There’s a lovely verse at the beginning of the book of Joshua where the people of God are about to enter the long hoped for promised land. And they are told “sanctify yourselves, for tomorrow the Lord will work wonders among you.” This afternoon we come to quieten ourselves before the event, to remember and take in the wonderful fact that God is coming again. Don’t make your God too small this Christmas Eve.

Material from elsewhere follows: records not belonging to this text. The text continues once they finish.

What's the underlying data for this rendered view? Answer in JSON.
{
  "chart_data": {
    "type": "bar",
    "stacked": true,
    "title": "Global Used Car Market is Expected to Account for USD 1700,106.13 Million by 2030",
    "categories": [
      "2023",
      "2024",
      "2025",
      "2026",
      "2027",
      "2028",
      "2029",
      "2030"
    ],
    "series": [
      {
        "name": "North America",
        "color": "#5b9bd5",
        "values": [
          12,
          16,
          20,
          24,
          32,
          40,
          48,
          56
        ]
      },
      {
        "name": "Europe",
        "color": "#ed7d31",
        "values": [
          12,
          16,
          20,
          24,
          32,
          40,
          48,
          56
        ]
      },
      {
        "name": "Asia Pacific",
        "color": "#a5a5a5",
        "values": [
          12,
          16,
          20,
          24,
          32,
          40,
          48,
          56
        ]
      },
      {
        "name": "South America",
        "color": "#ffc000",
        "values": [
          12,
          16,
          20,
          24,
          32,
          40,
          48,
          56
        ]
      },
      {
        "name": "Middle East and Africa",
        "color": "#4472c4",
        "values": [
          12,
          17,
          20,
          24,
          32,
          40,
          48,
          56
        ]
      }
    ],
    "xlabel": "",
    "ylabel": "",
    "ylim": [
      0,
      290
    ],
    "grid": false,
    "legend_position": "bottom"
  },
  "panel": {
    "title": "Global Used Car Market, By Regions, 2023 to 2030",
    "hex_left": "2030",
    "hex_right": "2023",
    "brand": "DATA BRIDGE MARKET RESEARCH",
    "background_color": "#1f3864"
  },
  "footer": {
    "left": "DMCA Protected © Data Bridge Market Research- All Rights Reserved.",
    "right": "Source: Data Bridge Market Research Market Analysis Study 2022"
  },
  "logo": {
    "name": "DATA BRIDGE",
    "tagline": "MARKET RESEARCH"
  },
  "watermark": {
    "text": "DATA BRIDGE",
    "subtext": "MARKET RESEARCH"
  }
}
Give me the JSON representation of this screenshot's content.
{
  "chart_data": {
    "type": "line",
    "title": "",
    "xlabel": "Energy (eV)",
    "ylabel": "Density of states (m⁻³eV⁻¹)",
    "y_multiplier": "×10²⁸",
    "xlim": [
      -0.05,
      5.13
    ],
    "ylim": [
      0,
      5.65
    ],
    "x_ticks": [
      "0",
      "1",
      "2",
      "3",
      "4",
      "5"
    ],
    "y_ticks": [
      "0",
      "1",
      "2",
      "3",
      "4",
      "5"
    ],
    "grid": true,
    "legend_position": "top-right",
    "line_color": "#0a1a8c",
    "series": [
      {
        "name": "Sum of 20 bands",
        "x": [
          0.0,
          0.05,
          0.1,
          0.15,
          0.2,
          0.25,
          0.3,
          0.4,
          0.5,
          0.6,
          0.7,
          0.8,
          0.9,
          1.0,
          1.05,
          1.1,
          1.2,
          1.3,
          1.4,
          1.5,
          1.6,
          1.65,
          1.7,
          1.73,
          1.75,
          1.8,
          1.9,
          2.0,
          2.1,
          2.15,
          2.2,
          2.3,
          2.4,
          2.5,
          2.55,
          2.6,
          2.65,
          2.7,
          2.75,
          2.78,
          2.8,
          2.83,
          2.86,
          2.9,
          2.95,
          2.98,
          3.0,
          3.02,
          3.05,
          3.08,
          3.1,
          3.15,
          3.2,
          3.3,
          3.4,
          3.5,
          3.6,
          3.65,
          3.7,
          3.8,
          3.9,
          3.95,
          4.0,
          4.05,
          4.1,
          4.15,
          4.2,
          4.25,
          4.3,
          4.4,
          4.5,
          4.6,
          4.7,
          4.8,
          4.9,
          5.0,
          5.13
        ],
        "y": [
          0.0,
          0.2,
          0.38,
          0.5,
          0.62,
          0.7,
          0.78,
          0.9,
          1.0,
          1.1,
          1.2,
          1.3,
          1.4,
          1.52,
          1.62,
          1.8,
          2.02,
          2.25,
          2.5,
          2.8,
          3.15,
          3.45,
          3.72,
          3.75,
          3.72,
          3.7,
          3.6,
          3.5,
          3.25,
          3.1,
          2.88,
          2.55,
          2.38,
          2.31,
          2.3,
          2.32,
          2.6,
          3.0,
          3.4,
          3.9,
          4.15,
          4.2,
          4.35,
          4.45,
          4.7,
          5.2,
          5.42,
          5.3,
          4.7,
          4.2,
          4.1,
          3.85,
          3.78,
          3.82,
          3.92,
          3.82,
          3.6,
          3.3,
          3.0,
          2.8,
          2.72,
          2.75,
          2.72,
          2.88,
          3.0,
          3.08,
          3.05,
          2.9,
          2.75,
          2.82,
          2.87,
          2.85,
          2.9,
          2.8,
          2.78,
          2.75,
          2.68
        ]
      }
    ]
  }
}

And remember how and when God comes. I read this this morning:
Night was the time when the shepherds were used to being hounded by Roman soldiers, their lives threatened, chased off hillsides, living constantly with fear of attack, if not from soldiers, then wild animals that would circle their livestock. And it was their night that was pierced with light when the messenger from God came to the ones living on the very margins of society, ridiculed and shut out, and Divine glory shone around! It was night when the shepherds saw the messenger, the angel and heard the invitation.
We too can experience dark nights – even dark nights of the soul. Night.
Sometimes they are crushingly dark. Sometimes we are weary. Sometimes unbelievably empty and lonely. Sometimes we are weary and feel lost in the night. It’s then that we fear the most and feel most isolated. We may wonder if light and day will ever come.
But night is always there just before light and day kicks it firmly into touch.
Day always follows night. The light always comes. And today is no exception.
So - on this Christmas Eve may we look right into our night and know this….
That the day will soon be here. Hope is on its way. The Light of the whole world will pierce the darkness so that it bleeds with astounding, penetrating, inspiring, breath-taking, beautiful, radiant, glorious, eternal light and life.
I don’t know how I ended up coming here this afternoon but I’m glad to be here to say to you find that breathtaking love of God for you, not just tonight or tomorrow but into the year ahead when life is hard and church isn’t joyful and it all feels so difficult. God comes, will come and incarnation is a reality every day – you are not alone.